Relatively few Americans have private long-term care insurance, but the need for such coverage will become increasingly important as the aging population strains public and family resources, according to a report by Richard W. Johnson and Cori E. Uccello of the Center for Retirement Research at Boston College.

In 2004, Johnson and Uccello noted, the United States spent around $135 billion on nursing home and home-based care for the aged. Medicaid picked up 35% of these long-term care costs, Medicare covered 25%, private health insurance covered 4%, while most of the remainder was paid for out of pocket by care recipients and their families.

Private long-term care insurance, according to the report, currently funds 3% of nursing home costs for elderly people, and 8% of home health costs. A relatively new insurance product that was first sold as nursing home insurance in the 1970s, long-term care insurance now typically covers a wide range of services for the elderly. While the cumulative number of long-term care insurance policies sold has risen from fewer than one million in 1987 to nine million by the end of 2002, these policies still cover only a small share of the population, the report noted.

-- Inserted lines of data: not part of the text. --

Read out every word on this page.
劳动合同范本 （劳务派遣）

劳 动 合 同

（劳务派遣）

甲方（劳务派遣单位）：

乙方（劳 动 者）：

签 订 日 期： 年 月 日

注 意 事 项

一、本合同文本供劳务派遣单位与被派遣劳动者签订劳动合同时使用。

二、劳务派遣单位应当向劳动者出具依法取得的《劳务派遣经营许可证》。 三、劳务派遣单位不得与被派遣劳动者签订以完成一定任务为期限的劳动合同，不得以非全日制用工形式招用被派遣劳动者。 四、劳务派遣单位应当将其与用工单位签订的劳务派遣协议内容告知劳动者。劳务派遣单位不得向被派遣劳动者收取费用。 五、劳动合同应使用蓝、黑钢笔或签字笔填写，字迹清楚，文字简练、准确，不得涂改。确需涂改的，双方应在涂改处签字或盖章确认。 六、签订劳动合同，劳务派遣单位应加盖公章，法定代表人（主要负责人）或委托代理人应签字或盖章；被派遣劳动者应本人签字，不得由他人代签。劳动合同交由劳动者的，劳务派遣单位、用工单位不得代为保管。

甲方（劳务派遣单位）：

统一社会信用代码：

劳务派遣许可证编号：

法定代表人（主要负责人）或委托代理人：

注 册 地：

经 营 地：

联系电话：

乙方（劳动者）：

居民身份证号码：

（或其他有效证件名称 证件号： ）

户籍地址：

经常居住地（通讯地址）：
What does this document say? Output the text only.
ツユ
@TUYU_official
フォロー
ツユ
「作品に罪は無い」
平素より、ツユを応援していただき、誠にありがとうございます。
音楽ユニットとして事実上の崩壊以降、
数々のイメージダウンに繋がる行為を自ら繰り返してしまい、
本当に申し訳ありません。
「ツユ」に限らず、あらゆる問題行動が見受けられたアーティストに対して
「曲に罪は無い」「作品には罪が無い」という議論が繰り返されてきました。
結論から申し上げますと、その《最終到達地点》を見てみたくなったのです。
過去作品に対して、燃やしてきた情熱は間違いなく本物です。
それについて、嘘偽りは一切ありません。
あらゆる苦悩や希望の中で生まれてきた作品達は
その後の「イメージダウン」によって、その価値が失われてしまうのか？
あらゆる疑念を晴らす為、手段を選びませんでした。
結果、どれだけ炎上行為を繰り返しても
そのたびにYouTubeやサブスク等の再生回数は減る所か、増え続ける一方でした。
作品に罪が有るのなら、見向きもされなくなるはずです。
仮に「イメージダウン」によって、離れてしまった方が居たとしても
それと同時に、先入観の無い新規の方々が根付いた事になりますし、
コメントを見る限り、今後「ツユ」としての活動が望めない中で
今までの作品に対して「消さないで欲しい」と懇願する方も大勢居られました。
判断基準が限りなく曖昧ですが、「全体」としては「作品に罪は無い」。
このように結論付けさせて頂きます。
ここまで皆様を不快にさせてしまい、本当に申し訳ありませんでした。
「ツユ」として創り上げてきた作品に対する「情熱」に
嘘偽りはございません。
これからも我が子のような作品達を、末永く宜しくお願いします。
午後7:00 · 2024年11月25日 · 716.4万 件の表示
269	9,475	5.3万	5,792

By 2002 just 18% of the policies ever sold in the United States were employer-provided, the report said, though a program created in 2002 to encourage federal employees and their families to purchase long-term care insurance has boosted the number of employer-sponsored policies sold in recent years.

While warning that "future long-term care costs are likely to place enormous pressures on government and family budgets," Johnson and Uccello observed that the federal government currently offers few incentives for the purchase of private long-term care insurance. However, they added, some state governments are offering generous tax breaks and other incentives to those who buy long-term care coverage, and President George W. Bush has proposed allowing all taxpayers to deduct premium expenses for long-term care plans from their federal taxes. Currently, only taxpayers whose medical expenses exceed 7.5% of their adjusted gross income may claim this federal deduction.

Johnson and Uccello also recommended that the Medicaid safety net, which currently penalizes savings, be altered to encourage Americans to purchase long-term care insurance and save for their future care needs.